少しでも空き時間ができると、本が読みたくなる。

「老人と海」

2014年9月5日刊。

本作は高校生の時に福田恆存訳で読んだことがある。その時は正直退屈な話だと思い、短い話なのに読み通すのに何日もかかった。マグロを仕留めるところ、サメと格闘するところ、そして何日もかけて手に入れたマグロがきれいっさっぱりなくなってしまうところ……は印象に残ったが、少年の存在など全く頭に残っていなかった。

今回読んでみて印象に残ったのは、何日も漂流することになった間に、サンチャゴが少年のことを何度も思い出すシーンである。なぜ少年のことばかり考えたのか? 孤独だったから、不安だったから、寂しかったから、少年以外に親しい存在がいなかったから……。いろいろ考えられる。

サンチャゴは日々漁に出て、今回のように予定外のことが起きても耐え得るだけの技量と精神を持っている、その点では老け込む年ではないかも知れないが、84日も不漁が続いたのは、単に運河悪かっただけとは言えない。40日不漁が続いた後、少年の両親が、老人に付くのをやめるよう言うのはその表われだろう。世代交代が近いことを暗示しているのではないか。

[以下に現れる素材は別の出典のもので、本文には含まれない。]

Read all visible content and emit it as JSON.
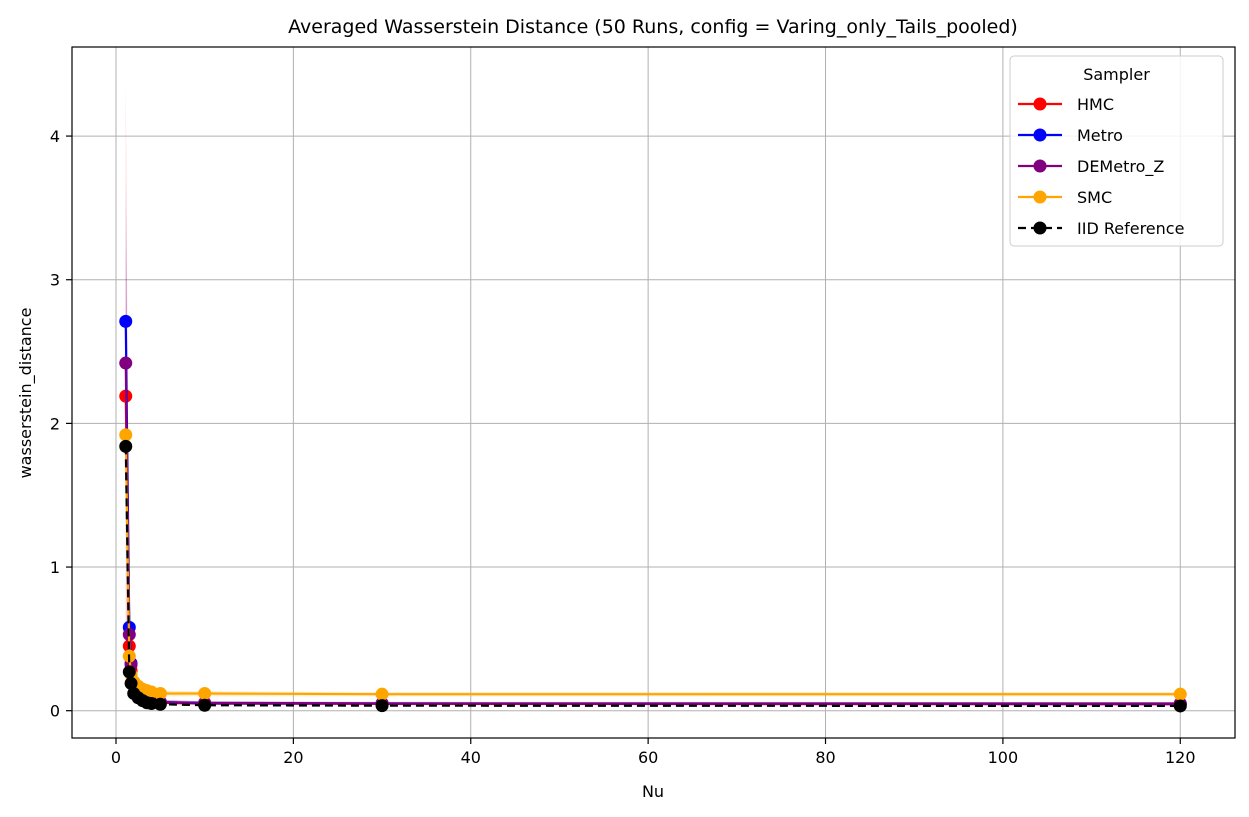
{
  "chart_data": {
    "type": "line",
    "title": "Averaged Wasserstein Distance (50 Runs, config = Varing_only_Tails_pooled)",
    "xlabel": "Nu",
    "ylabel": "wasserstein_distance",
    "xlim": [
      -4.96,
      126.17
    ],
    "ylim": [
      -0.19,
      4.62
    ],
    "x_ticks": [
      0,
      20,
      40,
      60,
      80,
      100,
      120
    ],
    "y_ticks": [
      0,
      1,
      2,
      3,
      4
    ],
    "grid": true,
    "legend": {
      "title": "Sampler",
      "position": "top-right"
    },
    "x": [
      1.1,
      1.5,
      1.7,
      2,
      2.5,
      3,
      3.5,
      4,
      5,
      10,
      30,
      120
    ],
    "series": [
      {
        "name": "HMC",
        "color": "#ff0000",
        "style": "solid",
        "values": [
          2.19,
          0.45,
          0.28,
          0.18,
          0.12,
          0.09,
          0.075,
          0.065,
          0.055,
          0.05,
          0.048,
          0.045
        ],
        "band_upper": [
          4.4,
          0.6,
          0.35,
          0.22,
          0.15,
          0.11,
          0.09,
          0.08,
          0.07,
          0.06,
          0.058,
          0.055
        ],
        "band_lower": [
          0.4,
          0.3,
          0.2,
          0.14,
          0.09,
          0.07,
          0.06,
          0.05,
          0.045,
          0.04,
          0.038,
          0.036
        ]
      },
      {
        "name": "Metro",
        "color": "#0000ff",
        "style": "solid",
        "values": [
          2.71,
          0.58,
          0.33,
          0.2,
          0.13,
          0.095,
          0.08,
          0.07,
          0.06,
          0.052,
          0.05,
          0.048
        ],
        "band_upper": [
          3.7,
          0.75,
          0.42,
          0.25,
          0.16,
          0.12,
          0.1,
          0.085,
          0.075,
          0.065,
          0.06,
          0.058
        ],
        "band_lower": [
          1.6,
          0.42,
          0.25,
          0.15,
          0.1,
          0.075,
          0.06,
          0.055,
          0.05,
          0.042,
          0.04,
          0.038
        ]
      },
      {
        "name": "DEMetro_Z",
        "color": "#800080",
        "style": "solid",
        "values": [
          2.42,
          0.53,
          0.32,
          0.19,
          0.13,
          0.095,
          0.08,
          0.07,
          0.06,
          0.055,
          0.05,
          0.05
        ],
        "band_upper": [
          3.3,
          0.68,
          0.4,
          0.24,
          0.16,
          0.12,
          0.1,
          0.085,
          0.075,
          0.065,
          0.062,
          0.06
        ],
        "band_lower": [
          1.5,
          0.38,
          0.24,
          0.14,
          0.1,
          0.075,
          0.065,
          0.055,
          0.05,
          0.045,
          0.042,
          0.04
        ]
      },
      {
        "name": "SMC",
        "color": "#ffa500",
        "style": "solid",
        "values": [
          1.92,
          0.38,
          0.25,
          0.2,
          0.17,
          0.15,
          0.14,
          0.13,
          0.12,
          0.12,
          0.115,
          0.115
        ],
        "band_upper": [
          2.1,
          0.45,
          0.3,
          0.23,
          0.2,
          0.17,
          0.16,
          0.15,
          0.14,
          0.135,
          0.13,
          0.13
        ],
        "band_lower": [
          1.75,
          0.32,
          0.21,
          0.17,
          0.14,
          0.13,
          0.12,
          0.11,
          0.1,
          0.1,
          0.1,
          0.1
        ]
      },
      {
        "name": "IID Reference",
        "color": "#000000",
        "style": "dashed",
        "values": [
          1.84,
          0.27,
          0.19,
          0.12,
          0.09,
          0.07,
          0.055,
          0.05,
          0.045,
          0.038,
          0.035,
          0.033
        ]
      }
    ]
  }
}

少年が10歳か22歳か、という議論があることを、「ラジオ英会話」4月号のテキストを読んで知ったのだが(だから読み返す気になったのだが)、なるほど興味深い議論である。訳者は10歳のつもりだ訳したようだが、自分は、22歳の青年と考えた方がしっくりいくような気がする。10歳では、自分に懐いているだけの、将来が楽しみではあるが、現時点ではただの子どもである。が、22歳なら立派な若き漁師だ。老人が一緒にビールを酌み交わすに足る存在であり、あとを託す相手になる。

22歳と解して訳した本を読んでみたいが、福田訳も高見訳もサンプルを読む限り、10歳で訳しているようだ。